See Creating a Self-Signed Server Certificate Authority in Copying and Creating Package Repositories in Oracle Solaris 11.3 for a description of creating and testing your own CA certificate.
See Configure Image and Publisher Properties for a description of the trust-anchor-directory image property.
Put the CA certificates directly in the directory named by trust-anchor-directory. Do not put the certificates in another subdirectory.
Do not put a CA certificate in the directory that is a duplicate of a certificate that is already in the directory.
Do not put a file in the directory that is not a valid certificate file.
$ svcadm refresh svc:/system/ca-certificates:default
Verify that the service is online:
$ svcs ca-certificates
If the service is not in the online state, or if the CA does not appear in /etc/certs/ca-certificates.crt, check the service log file:
$ svcs -xL ca-certificates
Updating the certificate and key for multiple systems is easier if you package the certificate and key files. If the certificates need to change, update the package, and then pkg update the package on each system.

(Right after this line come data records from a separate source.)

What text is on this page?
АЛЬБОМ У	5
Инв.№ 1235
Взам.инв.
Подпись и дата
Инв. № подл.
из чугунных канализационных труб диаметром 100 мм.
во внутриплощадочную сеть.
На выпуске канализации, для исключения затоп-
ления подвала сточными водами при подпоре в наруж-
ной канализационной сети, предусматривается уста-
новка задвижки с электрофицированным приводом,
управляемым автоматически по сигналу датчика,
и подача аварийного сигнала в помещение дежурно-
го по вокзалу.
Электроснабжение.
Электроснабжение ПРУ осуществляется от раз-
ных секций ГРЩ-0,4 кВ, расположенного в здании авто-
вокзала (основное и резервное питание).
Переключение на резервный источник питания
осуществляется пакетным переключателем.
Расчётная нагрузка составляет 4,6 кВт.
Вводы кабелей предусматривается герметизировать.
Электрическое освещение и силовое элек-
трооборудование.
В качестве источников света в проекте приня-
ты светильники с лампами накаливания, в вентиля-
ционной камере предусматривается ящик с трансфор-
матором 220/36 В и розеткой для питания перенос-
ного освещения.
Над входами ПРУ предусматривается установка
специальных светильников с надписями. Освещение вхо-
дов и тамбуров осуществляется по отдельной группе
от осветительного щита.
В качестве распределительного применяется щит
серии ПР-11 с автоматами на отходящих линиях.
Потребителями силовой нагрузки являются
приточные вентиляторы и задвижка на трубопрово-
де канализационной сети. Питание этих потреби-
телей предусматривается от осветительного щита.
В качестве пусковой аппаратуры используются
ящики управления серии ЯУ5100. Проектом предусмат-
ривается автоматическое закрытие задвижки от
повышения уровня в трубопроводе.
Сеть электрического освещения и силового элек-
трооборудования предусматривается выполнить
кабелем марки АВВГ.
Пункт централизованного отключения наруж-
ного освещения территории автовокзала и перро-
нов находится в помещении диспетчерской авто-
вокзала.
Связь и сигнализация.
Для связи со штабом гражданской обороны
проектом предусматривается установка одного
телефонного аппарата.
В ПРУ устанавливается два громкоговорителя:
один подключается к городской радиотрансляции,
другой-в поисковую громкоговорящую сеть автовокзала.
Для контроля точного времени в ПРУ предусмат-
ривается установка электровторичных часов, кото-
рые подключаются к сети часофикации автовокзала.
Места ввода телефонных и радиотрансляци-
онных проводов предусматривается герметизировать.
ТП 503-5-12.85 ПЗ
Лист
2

file group=sys mode=0644 owner=root path=etc/certs/CA/mycert.pem \ refresh_fmri=svc:/system/ca-certificates:default
The following pkgmogrify rule automates adding this refresh actuator:
<transform file path=etc/certs/CA/.*\.pem -> add refresh_fmri svc:/system/ca-certificates:default>
The /etc, /etc/certs, and /etc/certs/CA directories are already delivered by the system. See Add Necessary Metadata to the Generated Manifest and Verify the Package.